The first big surge in Latino immigrants arrived in the 1930s for jobs in what was then a Louis Rich turkey processing plant.
That plant, now called West Liberty Foods, is still a draw for some newcomers. But most of the recent increase in the Hispanic population comes from growing, established families who came for the Louis Rich jobs, stayed and planted roots in this quiet, safe and friendly small town.
HARD WORK
Jose Zacarias is among them. The 56-year-old moved to West Liberty from Mexico in 1984, working first in the turkey processing plant, a job he said was dirty, grueling and dangerous. By learning English, he was able to get better factory jobs. They were farther away, but Zacarias continued living in West Liberty.
He bought a big old farmhouse on the outskirts of West Liberty 20 years ago and raised three boys there.

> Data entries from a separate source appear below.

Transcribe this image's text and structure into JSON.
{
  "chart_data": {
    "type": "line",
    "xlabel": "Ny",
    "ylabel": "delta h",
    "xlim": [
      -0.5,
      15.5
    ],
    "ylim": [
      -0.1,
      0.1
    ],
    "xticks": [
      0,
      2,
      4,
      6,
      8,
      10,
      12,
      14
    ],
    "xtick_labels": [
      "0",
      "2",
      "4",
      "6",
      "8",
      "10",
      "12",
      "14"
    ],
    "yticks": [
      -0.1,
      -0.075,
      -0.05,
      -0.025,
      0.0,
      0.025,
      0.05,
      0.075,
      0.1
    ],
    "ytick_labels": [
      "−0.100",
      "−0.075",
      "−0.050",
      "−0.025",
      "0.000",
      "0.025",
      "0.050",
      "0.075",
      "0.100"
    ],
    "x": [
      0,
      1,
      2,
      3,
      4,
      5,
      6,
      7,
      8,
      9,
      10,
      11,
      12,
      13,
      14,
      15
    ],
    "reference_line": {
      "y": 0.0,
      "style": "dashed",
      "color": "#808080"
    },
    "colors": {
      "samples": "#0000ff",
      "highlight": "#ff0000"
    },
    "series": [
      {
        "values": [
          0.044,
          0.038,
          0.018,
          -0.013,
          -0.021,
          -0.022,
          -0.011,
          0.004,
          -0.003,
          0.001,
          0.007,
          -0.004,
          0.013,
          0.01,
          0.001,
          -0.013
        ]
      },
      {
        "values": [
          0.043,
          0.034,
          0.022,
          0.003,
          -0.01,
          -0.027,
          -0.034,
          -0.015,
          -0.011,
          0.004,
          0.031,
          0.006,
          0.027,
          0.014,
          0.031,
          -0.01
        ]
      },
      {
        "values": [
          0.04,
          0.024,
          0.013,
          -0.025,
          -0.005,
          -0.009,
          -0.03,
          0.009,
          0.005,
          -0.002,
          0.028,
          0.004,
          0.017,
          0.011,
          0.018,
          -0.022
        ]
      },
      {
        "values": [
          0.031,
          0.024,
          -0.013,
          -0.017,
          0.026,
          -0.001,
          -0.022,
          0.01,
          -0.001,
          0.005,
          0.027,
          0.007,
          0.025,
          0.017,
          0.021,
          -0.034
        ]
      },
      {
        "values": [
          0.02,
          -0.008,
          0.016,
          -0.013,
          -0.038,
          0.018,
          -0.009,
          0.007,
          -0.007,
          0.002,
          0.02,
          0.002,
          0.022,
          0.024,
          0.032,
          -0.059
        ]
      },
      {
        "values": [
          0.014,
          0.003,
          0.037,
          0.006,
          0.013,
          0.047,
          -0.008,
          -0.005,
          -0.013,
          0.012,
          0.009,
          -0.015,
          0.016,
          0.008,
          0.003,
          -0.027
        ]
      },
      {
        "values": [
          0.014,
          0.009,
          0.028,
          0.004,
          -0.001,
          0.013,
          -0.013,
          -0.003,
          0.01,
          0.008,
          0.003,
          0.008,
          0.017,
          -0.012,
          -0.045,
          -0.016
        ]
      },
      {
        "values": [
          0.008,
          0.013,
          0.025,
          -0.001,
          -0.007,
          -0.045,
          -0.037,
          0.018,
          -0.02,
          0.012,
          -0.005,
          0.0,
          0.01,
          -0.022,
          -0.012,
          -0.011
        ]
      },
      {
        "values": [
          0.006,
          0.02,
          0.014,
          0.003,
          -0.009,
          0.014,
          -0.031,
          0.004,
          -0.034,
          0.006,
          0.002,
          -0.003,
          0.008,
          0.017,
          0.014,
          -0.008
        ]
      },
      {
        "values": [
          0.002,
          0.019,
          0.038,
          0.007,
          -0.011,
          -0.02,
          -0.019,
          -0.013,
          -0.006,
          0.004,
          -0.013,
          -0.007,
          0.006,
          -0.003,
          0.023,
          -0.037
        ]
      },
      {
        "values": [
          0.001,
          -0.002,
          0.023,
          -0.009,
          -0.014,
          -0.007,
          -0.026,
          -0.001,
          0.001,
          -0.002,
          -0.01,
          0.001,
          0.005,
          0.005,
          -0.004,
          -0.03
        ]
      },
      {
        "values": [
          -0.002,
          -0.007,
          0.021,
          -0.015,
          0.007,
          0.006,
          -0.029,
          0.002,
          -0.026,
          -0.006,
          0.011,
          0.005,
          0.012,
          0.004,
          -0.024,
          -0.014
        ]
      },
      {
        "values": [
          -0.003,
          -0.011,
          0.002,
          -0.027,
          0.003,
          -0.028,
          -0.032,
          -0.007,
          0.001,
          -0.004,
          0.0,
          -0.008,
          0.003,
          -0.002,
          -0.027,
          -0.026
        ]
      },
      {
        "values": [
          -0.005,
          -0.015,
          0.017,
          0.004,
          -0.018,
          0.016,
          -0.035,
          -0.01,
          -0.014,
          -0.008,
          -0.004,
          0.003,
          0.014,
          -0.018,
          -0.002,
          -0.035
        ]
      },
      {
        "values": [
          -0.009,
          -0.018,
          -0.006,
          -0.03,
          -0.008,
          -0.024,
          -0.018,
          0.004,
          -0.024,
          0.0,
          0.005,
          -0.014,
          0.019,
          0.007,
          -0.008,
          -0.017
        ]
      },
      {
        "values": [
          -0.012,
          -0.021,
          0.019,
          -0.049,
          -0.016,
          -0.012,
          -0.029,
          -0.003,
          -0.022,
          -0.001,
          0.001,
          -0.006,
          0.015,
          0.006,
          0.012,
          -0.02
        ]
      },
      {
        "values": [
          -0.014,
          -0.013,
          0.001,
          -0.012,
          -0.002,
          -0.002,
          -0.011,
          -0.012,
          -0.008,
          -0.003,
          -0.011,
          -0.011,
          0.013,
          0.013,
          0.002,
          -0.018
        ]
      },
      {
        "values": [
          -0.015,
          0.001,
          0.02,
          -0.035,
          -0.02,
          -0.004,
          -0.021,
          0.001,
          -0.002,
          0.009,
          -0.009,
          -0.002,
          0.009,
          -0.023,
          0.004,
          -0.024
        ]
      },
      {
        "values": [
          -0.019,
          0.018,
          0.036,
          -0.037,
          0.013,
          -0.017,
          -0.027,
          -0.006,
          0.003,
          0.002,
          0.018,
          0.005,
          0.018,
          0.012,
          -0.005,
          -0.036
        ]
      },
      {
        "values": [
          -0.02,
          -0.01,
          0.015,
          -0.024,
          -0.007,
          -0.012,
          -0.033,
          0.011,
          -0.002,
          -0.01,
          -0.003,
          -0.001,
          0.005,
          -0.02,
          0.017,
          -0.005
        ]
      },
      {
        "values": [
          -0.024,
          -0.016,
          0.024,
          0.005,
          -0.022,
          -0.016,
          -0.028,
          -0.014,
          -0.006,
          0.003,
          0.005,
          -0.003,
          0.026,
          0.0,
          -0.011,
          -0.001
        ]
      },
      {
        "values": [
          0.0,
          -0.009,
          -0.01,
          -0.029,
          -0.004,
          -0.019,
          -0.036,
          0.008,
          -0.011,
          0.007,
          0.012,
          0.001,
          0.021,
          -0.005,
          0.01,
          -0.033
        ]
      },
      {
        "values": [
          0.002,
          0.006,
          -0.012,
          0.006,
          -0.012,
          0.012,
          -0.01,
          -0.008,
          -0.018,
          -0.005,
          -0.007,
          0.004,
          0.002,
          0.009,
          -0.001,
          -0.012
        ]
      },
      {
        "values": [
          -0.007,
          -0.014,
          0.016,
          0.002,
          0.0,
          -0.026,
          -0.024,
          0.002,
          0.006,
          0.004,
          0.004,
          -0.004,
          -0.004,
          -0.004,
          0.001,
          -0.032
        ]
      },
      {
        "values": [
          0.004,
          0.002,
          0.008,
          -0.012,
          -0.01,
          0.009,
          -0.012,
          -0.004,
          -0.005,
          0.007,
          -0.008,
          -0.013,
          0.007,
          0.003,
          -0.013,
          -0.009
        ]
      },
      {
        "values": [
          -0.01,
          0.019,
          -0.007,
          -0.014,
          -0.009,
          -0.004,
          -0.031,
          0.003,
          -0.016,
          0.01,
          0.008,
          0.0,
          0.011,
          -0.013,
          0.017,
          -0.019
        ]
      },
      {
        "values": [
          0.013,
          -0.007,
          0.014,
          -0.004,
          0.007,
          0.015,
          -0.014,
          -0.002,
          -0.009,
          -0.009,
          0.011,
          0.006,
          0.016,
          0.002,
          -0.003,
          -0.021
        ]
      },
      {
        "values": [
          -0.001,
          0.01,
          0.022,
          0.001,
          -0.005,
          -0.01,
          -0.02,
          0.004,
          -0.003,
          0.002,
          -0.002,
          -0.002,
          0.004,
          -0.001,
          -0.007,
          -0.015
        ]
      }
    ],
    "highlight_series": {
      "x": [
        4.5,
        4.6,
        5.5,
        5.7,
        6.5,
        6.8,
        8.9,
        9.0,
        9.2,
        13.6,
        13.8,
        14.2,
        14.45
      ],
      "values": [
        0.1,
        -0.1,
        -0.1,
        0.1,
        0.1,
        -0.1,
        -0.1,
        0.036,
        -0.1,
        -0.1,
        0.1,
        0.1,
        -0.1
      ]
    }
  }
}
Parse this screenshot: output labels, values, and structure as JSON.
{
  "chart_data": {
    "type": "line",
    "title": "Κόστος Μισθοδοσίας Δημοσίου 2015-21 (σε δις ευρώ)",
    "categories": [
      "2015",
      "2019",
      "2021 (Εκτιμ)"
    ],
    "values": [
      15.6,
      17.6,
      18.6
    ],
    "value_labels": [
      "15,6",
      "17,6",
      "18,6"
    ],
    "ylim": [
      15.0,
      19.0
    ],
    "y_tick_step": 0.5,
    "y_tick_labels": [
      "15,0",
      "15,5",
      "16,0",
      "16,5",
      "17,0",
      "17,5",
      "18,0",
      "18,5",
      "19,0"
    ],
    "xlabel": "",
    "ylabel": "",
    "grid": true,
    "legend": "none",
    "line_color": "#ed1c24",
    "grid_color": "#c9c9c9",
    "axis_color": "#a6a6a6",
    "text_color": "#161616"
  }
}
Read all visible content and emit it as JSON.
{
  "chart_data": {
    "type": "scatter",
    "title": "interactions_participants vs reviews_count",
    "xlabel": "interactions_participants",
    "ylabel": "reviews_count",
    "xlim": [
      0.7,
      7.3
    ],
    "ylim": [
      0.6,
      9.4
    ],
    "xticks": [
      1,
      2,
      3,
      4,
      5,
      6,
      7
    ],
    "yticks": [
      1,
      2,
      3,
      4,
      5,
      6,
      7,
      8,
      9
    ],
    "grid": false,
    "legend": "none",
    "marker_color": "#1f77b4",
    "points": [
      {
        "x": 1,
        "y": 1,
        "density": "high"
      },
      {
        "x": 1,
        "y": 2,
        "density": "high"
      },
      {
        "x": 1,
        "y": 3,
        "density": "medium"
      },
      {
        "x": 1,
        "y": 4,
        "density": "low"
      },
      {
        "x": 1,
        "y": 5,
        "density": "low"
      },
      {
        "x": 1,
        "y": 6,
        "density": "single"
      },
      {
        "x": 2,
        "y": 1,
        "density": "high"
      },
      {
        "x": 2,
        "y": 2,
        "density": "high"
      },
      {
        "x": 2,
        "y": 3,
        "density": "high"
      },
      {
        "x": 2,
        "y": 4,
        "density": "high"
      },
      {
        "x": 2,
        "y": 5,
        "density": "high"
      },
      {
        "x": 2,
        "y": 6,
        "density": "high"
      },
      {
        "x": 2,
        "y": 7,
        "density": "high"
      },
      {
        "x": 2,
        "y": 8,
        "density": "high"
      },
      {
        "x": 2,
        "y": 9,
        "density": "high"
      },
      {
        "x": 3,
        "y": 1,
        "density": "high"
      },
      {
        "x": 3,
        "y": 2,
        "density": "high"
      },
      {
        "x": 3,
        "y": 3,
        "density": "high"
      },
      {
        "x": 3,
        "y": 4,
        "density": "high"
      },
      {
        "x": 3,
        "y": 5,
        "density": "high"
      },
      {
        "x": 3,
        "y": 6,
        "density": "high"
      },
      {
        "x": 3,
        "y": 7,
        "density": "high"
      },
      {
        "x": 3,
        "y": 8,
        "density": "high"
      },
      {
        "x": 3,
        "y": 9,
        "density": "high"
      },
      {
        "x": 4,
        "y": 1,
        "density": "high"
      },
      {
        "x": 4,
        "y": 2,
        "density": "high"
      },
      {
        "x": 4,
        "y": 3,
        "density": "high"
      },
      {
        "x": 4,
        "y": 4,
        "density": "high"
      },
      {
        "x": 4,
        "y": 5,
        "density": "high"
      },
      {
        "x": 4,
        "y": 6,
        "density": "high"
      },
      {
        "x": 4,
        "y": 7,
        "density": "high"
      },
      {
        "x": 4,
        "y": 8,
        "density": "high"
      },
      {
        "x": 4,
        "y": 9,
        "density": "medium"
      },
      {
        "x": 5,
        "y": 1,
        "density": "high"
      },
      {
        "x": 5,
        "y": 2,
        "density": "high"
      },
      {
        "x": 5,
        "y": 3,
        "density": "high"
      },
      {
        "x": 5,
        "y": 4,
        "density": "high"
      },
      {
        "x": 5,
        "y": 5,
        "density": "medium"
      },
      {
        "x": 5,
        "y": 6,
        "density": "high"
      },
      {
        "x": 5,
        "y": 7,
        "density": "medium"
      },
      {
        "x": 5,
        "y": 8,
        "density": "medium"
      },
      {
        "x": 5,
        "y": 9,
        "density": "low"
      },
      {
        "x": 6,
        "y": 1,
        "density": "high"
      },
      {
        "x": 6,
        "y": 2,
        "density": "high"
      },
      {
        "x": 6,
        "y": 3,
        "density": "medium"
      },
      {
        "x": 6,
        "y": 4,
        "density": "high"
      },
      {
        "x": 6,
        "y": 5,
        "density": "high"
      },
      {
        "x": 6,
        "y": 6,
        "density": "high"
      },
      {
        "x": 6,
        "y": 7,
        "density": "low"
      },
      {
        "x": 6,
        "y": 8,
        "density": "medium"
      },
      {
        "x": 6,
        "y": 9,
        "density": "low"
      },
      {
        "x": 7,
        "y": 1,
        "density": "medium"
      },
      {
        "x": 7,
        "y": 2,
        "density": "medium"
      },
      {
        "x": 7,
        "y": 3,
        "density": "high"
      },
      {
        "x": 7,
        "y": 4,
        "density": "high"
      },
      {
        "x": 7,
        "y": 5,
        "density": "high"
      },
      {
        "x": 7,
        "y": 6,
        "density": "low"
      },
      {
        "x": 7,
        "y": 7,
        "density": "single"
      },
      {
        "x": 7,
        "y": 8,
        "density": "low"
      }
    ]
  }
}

He called it and the two acres around him "a quiet piece of heaven" — until the new high school was built nearby a few years ago.
INITIAL FEARS
He considers many Anglos among his closest friends, and says the white and Hispanic communities in West Liberty get along well. But he says it wasn't always this way.
"When I arrived here in '84, they told me that such and such businessman wouldn't allow it, like for instance, the bar owners, wouldn't allow Mexican customers there, or they despise them openly, or things like that," Zacarias says.
But Zacarias and others in West Liberty say such conflicts gradually faded away, especially as Hispanics became more economically integrated into the community, and as the schools better integrated the community's children.
School with a WAITING LIST
The West Liberty school system has what was the first dual-language program in the state. Students take all of their classes in both Spanish and English, switching from an English-language teacher in the morning to a Spanish-language teacher in the afternoon.
West Liberty Elementary School principal Nancy Gardner says the program is voluntary, with half of the spots reserved for kids who speak English primarily at home, and half for those who speak Spanish.
INTEGRATION
"And in the end, all the students then become bilingual, biliterate and bicultural," Gardner says.
The dual language program is now in its 14th year, and last spring graduated its first high school senior class of students who started as kindergartners.
The program is so successful, several Anglo families have moved to West Liberty from nearby Iowa City, Muscatine and other towns specifically to enroll their kids. The program, which now has a waiting list, is being duplicated in a handful of other Iowa school districts with growing Hispanic populations.